Kenneth Leslie (October 31, 1892 - October 6, 1974) was a Canadian poet and political activist who came to be known as "God’s Red Poet". During a career spanning more than half a century, Leslie published six books of poetry, including By Stubborn Stars and Other Poems, for which we won the Governor General’s Award for Poetry in 1938.

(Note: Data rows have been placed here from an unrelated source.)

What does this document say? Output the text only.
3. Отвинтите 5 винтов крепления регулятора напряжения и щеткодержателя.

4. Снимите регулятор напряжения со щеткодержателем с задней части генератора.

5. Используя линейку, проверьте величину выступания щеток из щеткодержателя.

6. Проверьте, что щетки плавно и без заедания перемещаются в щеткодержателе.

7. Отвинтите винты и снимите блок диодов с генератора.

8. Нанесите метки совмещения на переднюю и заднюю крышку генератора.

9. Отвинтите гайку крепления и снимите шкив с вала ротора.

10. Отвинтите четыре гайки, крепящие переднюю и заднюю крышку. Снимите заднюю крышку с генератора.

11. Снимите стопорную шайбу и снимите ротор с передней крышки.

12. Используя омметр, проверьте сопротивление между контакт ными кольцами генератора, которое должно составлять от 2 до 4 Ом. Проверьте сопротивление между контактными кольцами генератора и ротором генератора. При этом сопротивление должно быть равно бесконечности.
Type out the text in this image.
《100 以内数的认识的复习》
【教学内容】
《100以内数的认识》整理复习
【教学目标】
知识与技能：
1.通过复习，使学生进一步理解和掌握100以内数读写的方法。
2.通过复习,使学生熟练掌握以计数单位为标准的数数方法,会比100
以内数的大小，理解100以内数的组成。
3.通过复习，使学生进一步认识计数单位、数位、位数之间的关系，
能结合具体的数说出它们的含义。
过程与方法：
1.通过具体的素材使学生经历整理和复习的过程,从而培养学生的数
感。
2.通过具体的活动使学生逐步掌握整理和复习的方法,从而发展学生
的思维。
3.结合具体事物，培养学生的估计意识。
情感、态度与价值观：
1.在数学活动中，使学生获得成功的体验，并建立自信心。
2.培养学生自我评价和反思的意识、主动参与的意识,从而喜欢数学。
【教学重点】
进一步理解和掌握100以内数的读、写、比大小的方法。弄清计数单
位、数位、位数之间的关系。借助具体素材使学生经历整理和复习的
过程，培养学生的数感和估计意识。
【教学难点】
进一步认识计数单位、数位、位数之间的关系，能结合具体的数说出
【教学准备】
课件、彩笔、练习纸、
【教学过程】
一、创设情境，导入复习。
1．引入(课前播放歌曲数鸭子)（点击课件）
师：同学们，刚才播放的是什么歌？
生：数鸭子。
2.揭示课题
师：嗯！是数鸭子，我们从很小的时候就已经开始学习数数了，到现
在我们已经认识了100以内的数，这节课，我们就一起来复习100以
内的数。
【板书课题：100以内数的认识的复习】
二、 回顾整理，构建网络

Zachariah Wells was born on September 10, 1976 in Charlottetown and raised in Hazel Grove, Prince Edward Island. At the age of fifteen he left home to attend high school in Ottawa and has since lived in many parts of Canada (Halifax, Iqaluit, Montreal, Resolute Bay and Vancouver), working as a freelance writer/editor and in various occupations in the transportation sector. Wells received an International Baccalaureate Diploma from Ashbury College and a BA in English from Dalhousie University/University of King’s College in 1999. He first started writing poems seriously in 1998. His poems, reviews and essays have been published and anthologized widely. He is the author of three chapbooks (Fool’s Errand, Saturday Morning Chapbooks, 2004; Ludicrous Parole, Mercutio Press, 2005; and After the Blizzard, Littlefishcart Press, 2008); two trade poetry collections (Unsettled, Insomniac Press, 2004; and Track & Trace, Biblioasis, 2009) and the children’s story Anything But Hank! (Biblioasis, 2008). He is also the editor of the anthology Jailbreaks: 99 Canadian Sonnets. With his wife and son, he lives in Halifax, the only city he likes well enough to have moved to three times, where he works seasonally for Via Rail Canada as an onboard attendant and edits reviews for Canadian Notes & Queries magazine.